A la fin de cette allocution bien conçue, soigneuse, réaliste - un peu comme nous quand nous avons décidé que notre message à l'Europe ne devait pas contenir une seule phrase pessimiste mais un discours réaliste - Clinton fait cet aveu insolite par son humilité : «Je ne crois pas que quelqu'un dans cette salle sache vraiment ce qu'il faut faire.»
Cette allocution, Clinton l'a prononcée devant le Conseil des relations extérieures, une institution prestigieuse et bien connue.
Page 49 - je le sais par coeur, parce que tout ceci m'a beaucoup intéressé - le 6 octobre 1998, qui parle ? Le président du Fonds monétaire international qui, comme vous le savez, ne se caractérise pas par son ton pessimiste, bien au contraire. Face aux critiques selon lesquelles il n'existait pas assez de transparence sur ce qui se passait dans le Sud-Est asiatique, sur la légèreté avec laquelle les prêts étaient alloués sans analyse pertinente, sur le favoritisme et sur les autres choses que je n'ai pas besoin de répéter ici parce que vous les avez lues vingt fois ces derniers mois, sur tous ces phénomènes dont il n'avait pas dit un mot, si bien qu'est reparu ce mot de transparence, née de l'époque de la perestroïka - transparence dans l'information et les données, transparence dans les banques - et que tout le monde réclame, il s'est défendu en affirmant qu'ils savaient très bien, au FMI, ce qu'il allait se passer, qu'ils avaient averti différents gouvernements, mais qu'ils ne l'avaient pas divulgué parce que cela aurait pu semer la panique et accélérer la crise. Personne ne sait aujourd'hui ce qui aurait été le mieux, et si un peu de transparence et de mise en garde n'aurait pas permis de freiner la gravité de cette explosion subite, de cette crise inattendue qui a tant surpris le monde.
Bref, ce n'est pas quelqu'un, je le répète, qui se caractérise par des phrases pessimistes.

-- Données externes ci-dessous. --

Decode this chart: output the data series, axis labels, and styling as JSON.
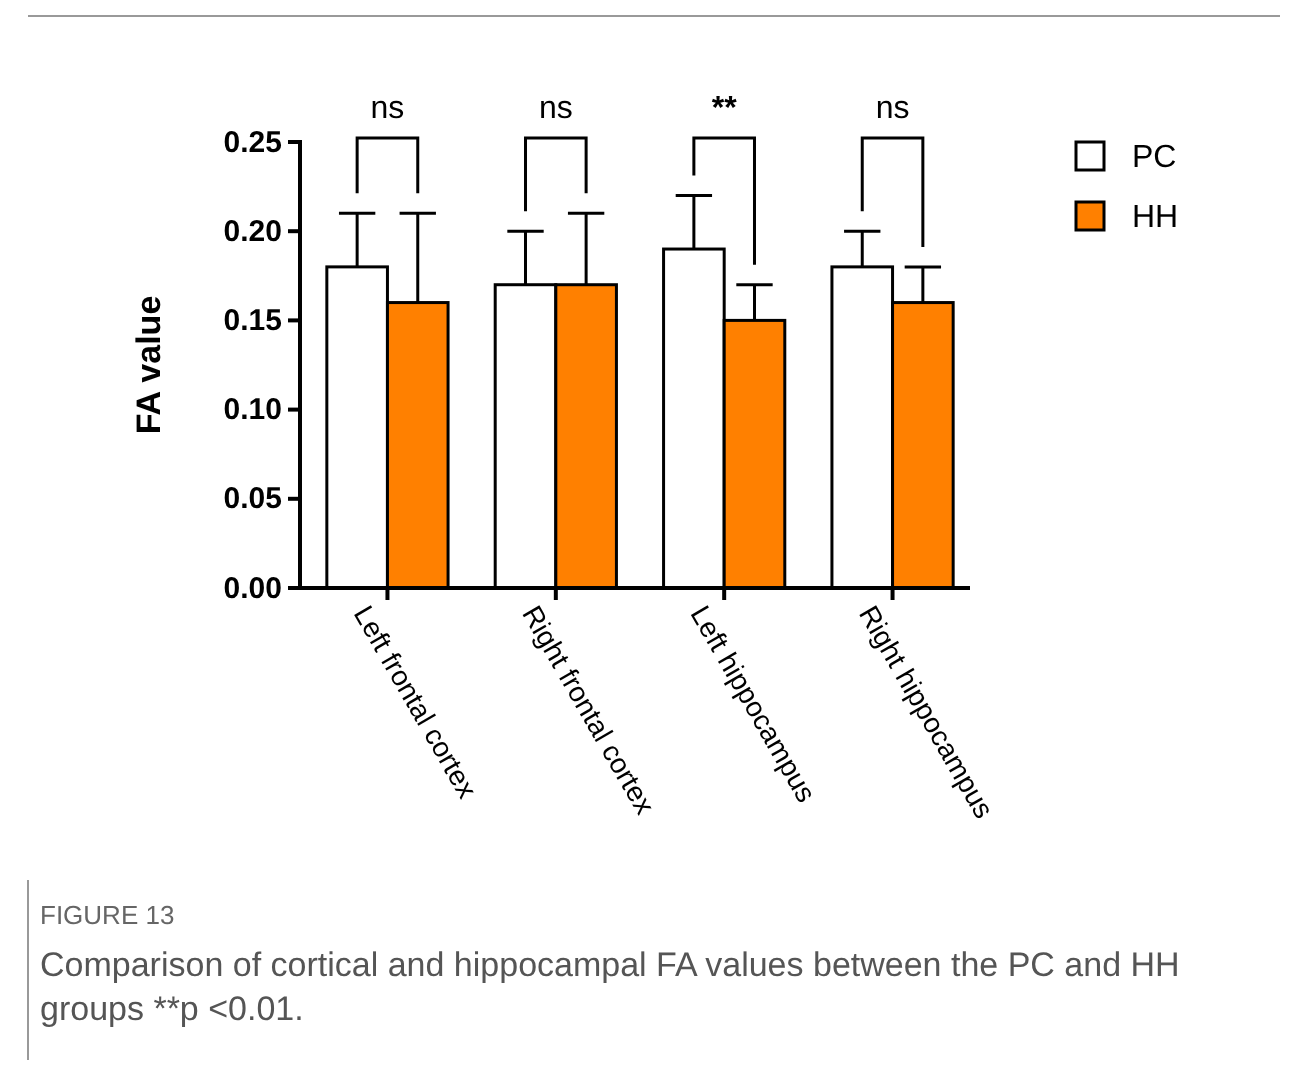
{
  "chart_data": {
    "type": "bar",
    "ylabel": "FA  value",
    "categories": [
      "Left frontal cortex",
      "Right  frontal cortex",
      "Left hippocampus",
      "Right  hippocampus"
    ],
    "series": [
      {
        "name": "PC",
        "color": "#ffffff",
        "values": [
          0.18,
          0.17,
          0.19,
          0.18
        ],
        "errors": [
          [
            0.18,
            0.21
          ],
          [
            0.17,
            0.2
          ],
          [
            0.19,
            0.22
          ],
          [
            0.18,
            0.2
          ]
        ]
      },
      {
        "name": "HH",
        "color": "#ff8000",
        "values": [
          0.16,
          0.17,
          0.15,
          0.16
        ],
        "errors": [
          [
            0.16,
            0.21
          ],
          [
            0.17,
            0.21
          ],
          [
            0.15,
            0.17
          ],
          [
            0.16,
            0.18
          ]
        ]
      }
    ],
    "ylim": [
      0,
      0.25
    ],
    "yticks": [
      {
        "value": 0,
        "label": "0.00"
      },
      {
        "value": 0.05,
        "label": "0.05"
      },
      {
        "value": 0.1,
        "label": "0.10"
      },
      {
        "value": 0.15,
        "label": "0.15"
      },
      {
        "value": 0.2,
        "label": "0.20"
      },
      {
        "value": 0.25,
        "label": "0.25"
      }
    ],
    "legend": "top right",
    "grid": false,
    "annotations": [
      "ns",
      "ns",
      "**",
      "ns",
      "FIGURE 13",
      "Comparison of cortical and hippocampal FA values between the PC and HH groups **p <0.01."
    ]
  }
}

Or, il a déclaré sans ambages : «Mesdames et Messieurs les gouverneurs, nous nous retrouvons cette année au milieu d une crise. Une crise qui a dores et déjà coûté des milliards de dollars...» S'il avait été plus exact, il aurait pu donner un chiffre que tout le monde connaît : les bourses du monde avaient déjà perdu de 3 à 4 billions de dollars. Voilà donc ce qu'a déclaré Michel Camdessus il y a peine quelques jours, le 6 octobre, à la réunion du conseil des gouverneurs du Fonds monétaire international et de la Banque mondiale. Il a aussi ajouté que la crise avait coûté «des millions demplois.» Il aurait dû dire : des dizaines des millions. En effet, en lisant les rapports relatifs à la situation en Indonésie, on apprend que le taux de chômage a fait un bond de 40 p. 100. Et il a conclu ce paragraphe comme suit : «Et lincommensurable tragédie des chances perdues et des espoirs anéantis pour una multitude de gens, surtout parmi les plus démunis.»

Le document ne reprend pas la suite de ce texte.